The concept of the Peaceable Kingdom falls apart the moment you add a human to the mix. It makes me crazy.
My mother shared her small suburban yard with deer, toads, possums, coons and skunks. She knew these wild neighbors were there because the deer ate some of her apples and the rest of the critters showed up each evening to a small bowl of cat food she left outside her door. Sometimes the raccoons ate all of her treasured cherries. All of them. But the abiding delight of wild company trumped any of the nuisances they may have caused. She truly loved her wild neighbors. And my mom had the most beautiful and productive garden-yard of anyone in her neighborhood.
It doesn’t seem there are nearly enough people in this world who take any pleasure from the simple company of wild neighbors. Even when I lived on the edge of the Snake River in Teton Park, the estate owners wanted the moose and elk hazed away, and the beavers trapped and killed. Why choose to live near the wild when you only want it to go away?
These thoughts sadden me and make me more determined to keep my own two acres a place of interspecies diversity. All are welcome here: The possums who do indeed dig small holes in my garden beds and lawn, the squirrels who can empty four bird feeders in a day, the bugs that pollinate my garden and the skunks, frogs, snakes who eat all those bugs. The coyotes who wail in the hollow are welcome here, and the bobcat, and the deer and the wild turkeys who eat along the edges of my fenced vegetable garden. Last year we put in a grass and wildflower meadow, and many animals are making good use of it. I can tell they are there by the “calling cards” of scat they leave behind to fertilize the grasses.

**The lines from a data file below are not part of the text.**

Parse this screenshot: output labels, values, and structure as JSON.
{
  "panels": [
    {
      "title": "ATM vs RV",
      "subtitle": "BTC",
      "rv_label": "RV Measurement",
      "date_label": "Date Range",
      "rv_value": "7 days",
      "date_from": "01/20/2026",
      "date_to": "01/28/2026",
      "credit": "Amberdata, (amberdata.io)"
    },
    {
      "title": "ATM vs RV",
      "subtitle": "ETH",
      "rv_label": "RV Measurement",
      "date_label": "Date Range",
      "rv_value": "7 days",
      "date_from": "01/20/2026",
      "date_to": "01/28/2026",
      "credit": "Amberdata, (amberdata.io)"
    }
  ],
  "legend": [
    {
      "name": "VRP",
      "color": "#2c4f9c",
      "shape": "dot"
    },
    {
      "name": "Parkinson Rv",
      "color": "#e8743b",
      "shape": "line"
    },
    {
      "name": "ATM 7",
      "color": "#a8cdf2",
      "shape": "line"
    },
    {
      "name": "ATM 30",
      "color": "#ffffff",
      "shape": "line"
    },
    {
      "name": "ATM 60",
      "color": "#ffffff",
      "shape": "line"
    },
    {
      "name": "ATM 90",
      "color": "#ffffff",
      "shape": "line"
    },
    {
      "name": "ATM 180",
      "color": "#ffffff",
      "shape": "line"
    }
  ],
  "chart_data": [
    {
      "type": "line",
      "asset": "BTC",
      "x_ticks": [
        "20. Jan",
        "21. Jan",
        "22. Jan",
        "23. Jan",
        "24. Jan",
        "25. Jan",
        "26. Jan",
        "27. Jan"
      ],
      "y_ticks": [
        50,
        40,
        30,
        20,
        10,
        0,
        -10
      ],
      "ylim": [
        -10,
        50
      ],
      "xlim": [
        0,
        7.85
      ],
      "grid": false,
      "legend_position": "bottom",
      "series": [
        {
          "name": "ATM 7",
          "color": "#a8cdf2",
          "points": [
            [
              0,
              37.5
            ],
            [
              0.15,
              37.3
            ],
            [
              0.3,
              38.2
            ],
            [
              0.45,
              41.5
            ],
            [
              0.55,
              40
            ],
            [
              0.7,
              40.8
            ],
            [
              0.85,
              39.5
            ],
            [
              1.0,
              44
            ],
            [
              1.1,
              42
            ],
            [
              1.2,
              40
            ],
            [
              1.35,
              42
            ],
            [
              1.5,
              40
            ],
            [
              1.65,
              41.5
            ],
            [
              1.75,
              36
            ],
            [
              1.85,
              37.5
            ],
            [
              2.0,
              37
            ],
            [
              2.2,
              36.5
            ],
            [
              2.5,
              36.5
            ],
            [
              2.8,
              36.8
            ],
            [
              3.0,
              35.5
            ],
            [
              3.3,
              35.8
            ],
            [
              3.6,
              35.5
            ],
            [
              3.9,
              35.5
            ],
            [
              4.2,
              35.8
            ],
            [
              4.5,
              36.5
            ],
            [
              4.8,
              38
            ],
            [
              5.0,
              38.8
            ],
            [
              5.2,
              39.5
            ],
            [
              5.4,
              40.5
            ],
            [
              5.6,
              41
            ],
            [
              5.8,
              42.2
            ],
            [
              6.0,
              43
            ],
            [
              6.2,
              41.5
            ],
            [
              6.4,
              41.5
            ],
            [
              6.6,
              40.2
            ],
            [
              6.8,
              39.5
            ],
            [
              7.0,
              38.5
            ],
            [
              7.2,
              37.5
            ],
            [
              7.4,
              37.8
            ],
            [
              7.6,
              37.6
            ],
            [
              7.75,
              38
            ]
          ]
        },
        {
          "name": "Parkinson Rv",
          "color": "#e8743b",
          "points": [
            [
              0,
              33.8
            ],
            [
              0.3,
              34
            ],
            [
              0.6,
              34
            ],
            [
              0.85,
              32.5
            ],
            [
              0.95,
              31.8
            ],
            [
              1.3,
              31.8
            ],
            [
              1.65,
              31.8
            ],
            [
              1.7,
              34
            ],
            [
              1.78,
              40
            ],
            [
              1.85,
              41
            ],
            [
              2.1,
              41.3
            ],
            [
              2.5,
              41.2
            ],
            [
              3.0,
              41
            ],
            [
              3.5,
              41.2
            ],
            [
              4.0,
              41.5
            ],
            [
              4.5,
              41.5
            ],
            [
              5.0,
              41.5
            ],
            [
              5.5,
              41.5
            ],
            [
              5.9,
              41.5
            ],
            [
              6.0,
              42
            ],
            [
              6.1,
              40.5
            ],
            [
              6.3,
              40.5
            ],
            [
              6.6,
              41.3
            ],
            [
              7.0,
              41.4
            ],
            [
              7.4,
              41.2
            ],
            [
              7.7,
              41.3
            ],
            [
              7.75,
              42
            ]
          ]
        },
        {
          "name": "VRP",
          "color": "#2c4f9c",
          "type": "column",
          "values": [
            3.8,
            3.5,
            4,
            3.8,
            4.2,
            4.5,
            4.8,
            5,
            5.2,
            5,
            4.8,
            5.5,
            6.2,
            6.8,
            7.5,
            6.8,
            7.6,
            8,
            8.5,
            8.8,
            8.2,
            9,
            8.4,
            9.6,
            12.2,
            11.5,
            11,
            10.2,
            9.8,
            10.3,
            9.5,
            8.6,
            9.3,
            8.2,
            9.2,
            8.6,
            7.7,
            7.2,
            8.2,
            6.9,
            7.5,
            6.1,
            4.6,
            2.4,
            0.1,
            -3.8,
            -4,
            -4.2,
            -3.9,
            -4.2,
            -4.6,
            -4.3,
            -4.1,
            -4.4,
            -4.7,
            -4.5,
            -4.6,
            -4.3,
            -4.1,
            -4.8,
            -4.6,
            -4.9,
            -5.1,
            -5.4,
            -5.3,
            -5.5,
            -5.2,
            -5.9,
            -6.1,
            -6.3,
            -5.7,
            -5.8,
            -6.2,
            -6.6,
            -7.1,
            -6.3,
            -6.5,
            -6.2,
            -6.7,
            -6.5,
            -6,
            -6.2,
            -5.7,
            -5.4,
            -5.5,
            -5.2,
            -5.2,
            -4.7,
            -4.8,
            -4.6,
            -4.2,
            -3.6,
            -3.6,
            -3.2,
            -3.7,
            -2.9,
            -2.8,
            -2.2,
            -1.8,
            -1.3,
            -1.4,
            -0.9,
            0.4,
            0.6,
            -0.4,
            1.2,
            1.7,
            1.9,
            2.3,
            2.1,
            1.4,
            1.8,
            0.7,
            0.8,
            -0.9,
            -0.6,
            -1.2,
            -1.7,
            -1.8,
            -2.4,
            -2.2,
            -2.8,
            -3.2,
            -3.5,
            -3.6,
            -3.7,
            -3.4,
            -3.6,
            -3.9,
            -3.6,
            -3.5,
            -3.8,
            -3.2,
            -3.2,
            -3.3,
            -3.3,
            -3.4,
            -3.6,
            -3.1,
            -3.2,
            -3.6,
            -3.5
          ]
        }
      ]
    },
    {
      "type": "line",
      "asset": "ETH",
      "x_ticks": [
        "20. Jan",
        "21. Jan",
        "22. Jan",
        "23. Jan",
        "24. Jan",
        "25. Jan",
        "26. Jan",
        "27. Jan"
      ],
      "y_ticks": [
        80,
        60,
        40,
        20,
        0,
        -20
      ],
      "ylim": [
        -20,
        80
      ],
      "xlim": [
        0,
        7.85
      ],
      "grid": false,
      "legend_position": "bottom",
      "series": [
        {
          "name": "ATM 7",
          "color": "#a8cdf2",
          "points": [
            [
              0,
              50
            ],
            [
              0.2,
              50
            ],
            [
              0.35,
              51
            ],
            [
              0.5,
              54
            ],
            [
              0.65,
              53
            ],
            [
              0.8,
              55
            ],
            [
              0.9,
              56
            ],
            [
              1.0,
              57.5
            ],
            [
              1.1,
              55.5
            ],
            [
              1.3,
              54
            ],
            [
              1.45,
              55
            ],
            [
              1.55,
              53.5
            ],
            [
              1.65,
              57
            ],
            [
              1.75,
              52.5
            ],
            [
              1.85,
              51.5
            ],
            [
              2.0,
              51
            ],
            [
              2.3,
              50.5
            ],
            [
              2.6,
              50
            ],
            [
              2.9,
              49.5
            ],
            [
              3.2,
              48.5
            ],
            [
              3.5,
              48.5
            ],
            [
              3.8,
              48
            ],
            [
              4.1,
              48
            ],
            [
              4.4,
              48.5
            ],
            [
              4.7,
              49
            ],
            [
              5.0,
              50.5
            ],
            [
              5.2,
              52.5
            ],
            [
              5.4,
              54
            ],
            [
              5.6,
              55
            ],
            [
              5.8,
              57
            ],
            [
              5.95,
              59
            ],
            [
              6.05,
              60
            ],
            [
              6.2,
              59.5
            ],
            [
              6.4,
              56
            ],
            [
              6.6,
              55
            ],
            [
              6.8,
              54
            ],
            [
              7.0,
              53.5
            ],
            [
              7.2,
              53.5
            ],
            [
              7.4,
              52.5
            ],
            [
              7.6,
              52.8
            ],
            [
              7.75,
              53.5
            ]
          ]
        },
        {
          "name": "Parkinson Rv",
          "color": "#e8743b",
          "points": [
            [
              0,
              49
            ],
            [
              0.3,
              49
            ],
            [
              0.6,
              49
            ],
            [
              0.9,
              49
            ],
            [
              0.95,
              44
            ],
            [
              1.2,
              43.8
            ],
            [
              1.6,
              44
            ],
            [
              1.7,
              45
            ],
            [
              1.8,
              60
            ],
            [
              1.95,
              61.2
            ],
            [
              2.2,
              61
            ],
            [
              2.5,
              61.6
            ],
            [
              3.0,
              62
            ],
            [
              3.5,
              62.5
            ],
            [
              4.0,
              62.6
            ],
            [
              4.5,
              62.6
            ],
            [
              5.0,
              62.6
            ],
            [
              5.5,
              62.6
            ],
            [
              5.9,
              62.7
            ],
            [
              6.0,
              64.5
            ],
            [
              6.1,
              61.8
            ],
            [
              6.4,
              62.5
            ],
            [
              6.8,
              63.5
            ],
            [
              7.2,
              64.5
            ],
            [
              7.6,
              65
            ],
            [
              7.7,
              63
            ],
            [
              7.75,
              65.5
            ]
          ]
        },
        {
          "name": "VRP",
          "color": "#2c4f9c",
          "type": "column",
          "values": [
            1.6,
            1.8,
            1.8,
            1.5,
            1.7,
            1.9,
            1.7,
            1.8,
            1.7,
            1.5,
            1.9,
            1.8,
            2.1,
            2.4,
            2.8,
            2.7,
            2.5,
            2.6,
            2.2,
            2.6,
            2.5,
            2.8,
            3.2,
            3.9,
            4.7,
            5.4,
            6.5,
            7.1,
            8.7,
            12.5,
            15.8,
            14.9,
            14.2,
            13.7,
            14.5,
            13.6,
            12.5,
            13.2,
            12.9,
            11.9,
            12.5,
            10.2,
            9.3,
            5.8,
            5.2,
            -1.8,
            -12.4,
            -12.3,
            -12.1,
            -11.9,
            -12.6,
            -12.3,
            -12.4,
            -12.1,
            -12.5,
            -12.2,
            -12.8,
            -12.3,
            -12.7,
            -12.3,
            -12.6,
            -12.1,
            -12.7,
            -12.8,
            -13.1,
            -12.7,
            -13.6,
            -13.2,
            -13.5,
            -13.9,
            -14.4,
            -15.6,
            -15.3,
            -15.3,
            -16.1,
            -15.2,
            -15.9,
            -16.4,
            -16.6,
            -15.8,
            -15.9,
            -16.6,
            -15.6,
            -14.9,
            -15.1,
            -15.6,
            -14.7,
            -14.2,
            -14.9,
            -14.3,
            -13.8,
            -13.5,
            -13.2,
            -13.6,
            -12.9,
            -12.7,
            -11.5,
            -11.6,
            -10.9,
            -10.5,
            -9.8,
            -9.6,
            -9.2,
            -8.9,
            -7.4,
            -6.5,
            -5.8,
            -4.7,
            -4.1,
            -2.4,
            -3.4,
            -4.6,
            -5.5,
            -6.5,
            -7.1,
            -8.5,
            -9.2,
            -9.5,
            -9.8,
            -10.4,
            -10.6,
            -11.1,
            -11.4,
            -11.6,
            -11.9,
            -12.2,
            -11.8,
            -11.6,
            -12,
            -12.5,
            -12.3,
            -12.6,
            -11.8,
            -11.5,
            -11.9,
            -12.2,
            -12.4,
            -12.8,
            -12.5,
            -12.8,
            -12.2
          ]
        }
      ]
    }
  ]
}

Toads are foraging around the garden beds now, and a couple of snakes, and a small tree frog who has taken up residence in the old water-softener tank I keep filled with water behind the blackberries. I do what I can and, you know, none of it seems like enough sometimes. When did the nonhuman world become nothing more than a nuisance to us two-leggeds?
My friend Debbie emailed me the other day. A skunk had turned up at her outside cat food dish. She was enchanted. “They really do bounce around like Pepe le Pew!” Shortly after, I got another message from Debbie announcing an entire le Pew family—Mama brought six babies to the cat food buffet. Debbie wrote, “They’re adorable!”
She wanted to know how to get them to move along to some other place other than beneath her pergola, or if they could be trapped and relocated to a better place than a suburban Sacramento backyard. Also, to make matters a bit more complicated, Debbie was about to bring home a brand spanking new golden retriever puppy in just a few short weeks.
In California, any trapped skunks must—by law—be killed. Debbie didn’t want them killed. “They’re just trying to make a living like the rest of us.” After pondering her situation for a few days, Debbie has decided to take up the cat food dish and just let the skunks be. God bless her. And bless all of you who treasure a world populated with wonders, and make room for some of them.